Ознакомительная версия.
– Не налетел бы ветер, не принес бы волну. Иначе на берегу ждать придется, да.
– Не придется, – сидевшая на носу Устинья, одернув кухлянку, прикрыла глаза…
Остяку вдруг показалось, что супруга его с кем-то разговаривает. Он догадывался – с кем, и потому не мешал, даже не трогал висевший на поясе бубен, да и некогда было – работал, греб.
Ветер вдруг резко ослаб, а потом задул снова, но уже не так сильно, не тревожно, а, скорее, приятно – холодил нагревшуюся от солнца спину.
Маюни не говорил ни слова, не мешая жене общаться с духами, Устинья же, успокоив ветер, погрузилась в свои – не очень-то веселые, но и не особо грустные – мысли. Татарская пленница, дочь разоренного и опозоренного Строгановыми боярина из сгинувшего в лихую годину опричнины рода, Ус-нэ хорошо понимала, что особого спокойствия там, куда они плывут, не будет. Печора-река, конечно, не строгановская вотчина, но все же – близко, слишком близко. Да и кто знает, может, Строгановы уже наложили на Пустозерский острог свои жадные руки, и тогда… Правда, кто сможет узнать в супруге лесного охотника испуганную боярскую девочку? Лет-то сколько прошло. А, впрочем, не так уж и много. Это в колдовской земле казалось – с десяток годков пролетело, не меньше, а на самом-то деле – всего-то три года! Три! На Пустозерье-то еще и знакомые могут встретиться – по той, прежней, жизни, знакомые – приказчики, купцы, мореходы. Узнает кто, донесет?! Будет уже спокойствие… Строгановы памятливы и мстительны, как все богатеи – мелочны и жестокосердны.

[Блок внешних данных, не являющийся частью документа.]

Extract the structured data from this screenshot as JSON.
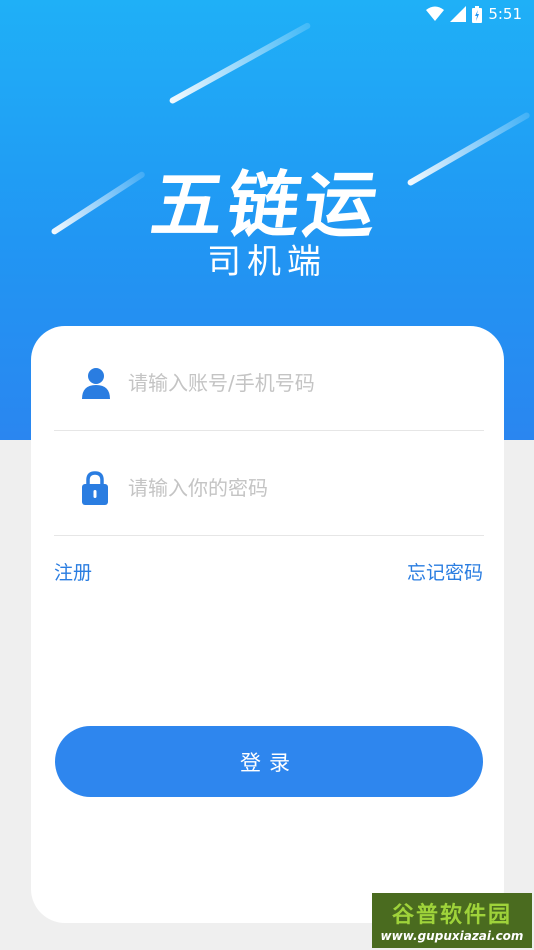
{
  "status_bar": {
    "time": "5:51",
    "icons": [
      "wifi-icon",
      "signal-icon",
      "battery-icon"
    ]
  },
  "brand": {
    "title": "五链运",
    "subtitle": "司机端"
  },
  "form": {
    "account_placeholder": "请输入账号/手机号码",
    "password_placeholder": "请输入你的密码",
    "register_label": "注册",
    "forgot_label": "忘记密码",
    "login_label": "登录"
  },
  "watermark": {
    "text": "谷普软件园",
    "url": "www.gupuxiazai.com"
  },
  "colors": {
    "hero_top": "#1fb0f7",
    "hero_bottom": "#2a86f0",
    "accent": "#2e86ee",
    "link": "#2a7de1"
  }
}
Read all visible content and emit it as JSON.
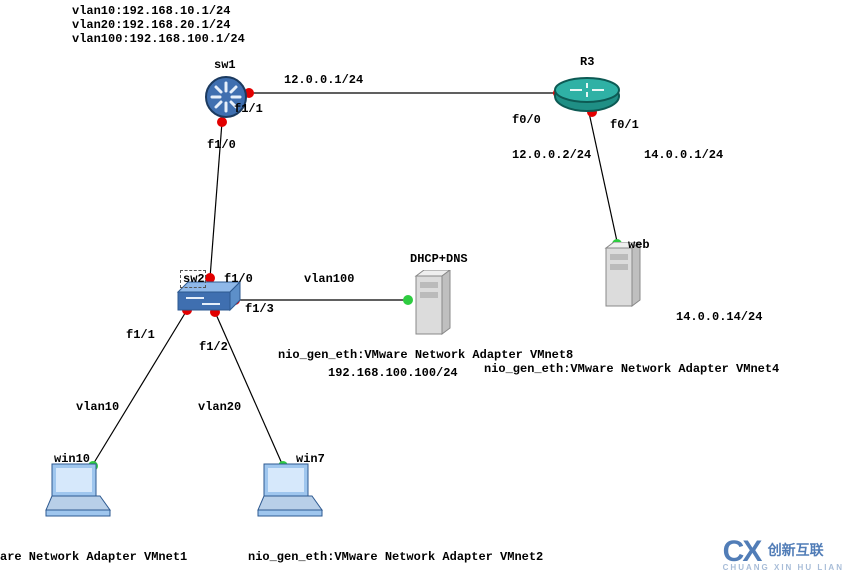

Нет, на Печоре-реке лишь пересидеть, в лесах заимку сладить, а потом… потом – в Архангельский городок поселиться, у воеводы тамошнего разрешения испросить, поставить избу. Золота, слава богу, – с избытком. Выходит, не зря все, не зря… Однако – честно сама себе признавалась Устинья – злато это что-то вовсе ее не радовало, точнее, не так радовало, как вроде должно было б. Будто украли они это золото, приобрели не по праву. Да и сам идол – надменный, страшный – словно бы насмехался: мол, подождите, поглядим еще, как все сложится – так, как надобно вам… или – мне!
Ус-нэ чувствовала исходящую от божка опасность, но старательно гнала свой страх – дурацкий, притянутый за уши. Ну, подумаешь, идол! Просто – золота кусок.
К тому же, если что – помогут Белый олень и важенка. Те самые, что приходили всегда, с тех пор, как Ус-нэ побывала в сверкающем мире смерти, там бы и осталась навсегда, кабы не Маюни. Маюни… муж. Пожалуй, это куда лучше, нежели какое-то там золото. Любит! Уж с таким-то супругом с голоду не пропадешь, другое дело, сможет ли он жить в городе, среди множества людей? А сможет! Никуда не денется. Будет себе по лесам шляться, охотиться, а на ночь – домой! В родню избу… да что там в избу, на столько злата можно и настоящие хоромы справить! Двор постоялый открыть или какое купеческое дело завести. Там поглядим, посмотрим, сообразим. Деньги деньгами, но всякому малому человеку следует к какому-то большому прибиться – так и безопаснее и сытнее, одного-то всякий обидеть может. А кто в Архангельском городке главный? Воевода. Ему и челом бити, ему и подарок – божка этого разменять на гульдены да дукаты, на серебришко мелкое. Челом бить, а там…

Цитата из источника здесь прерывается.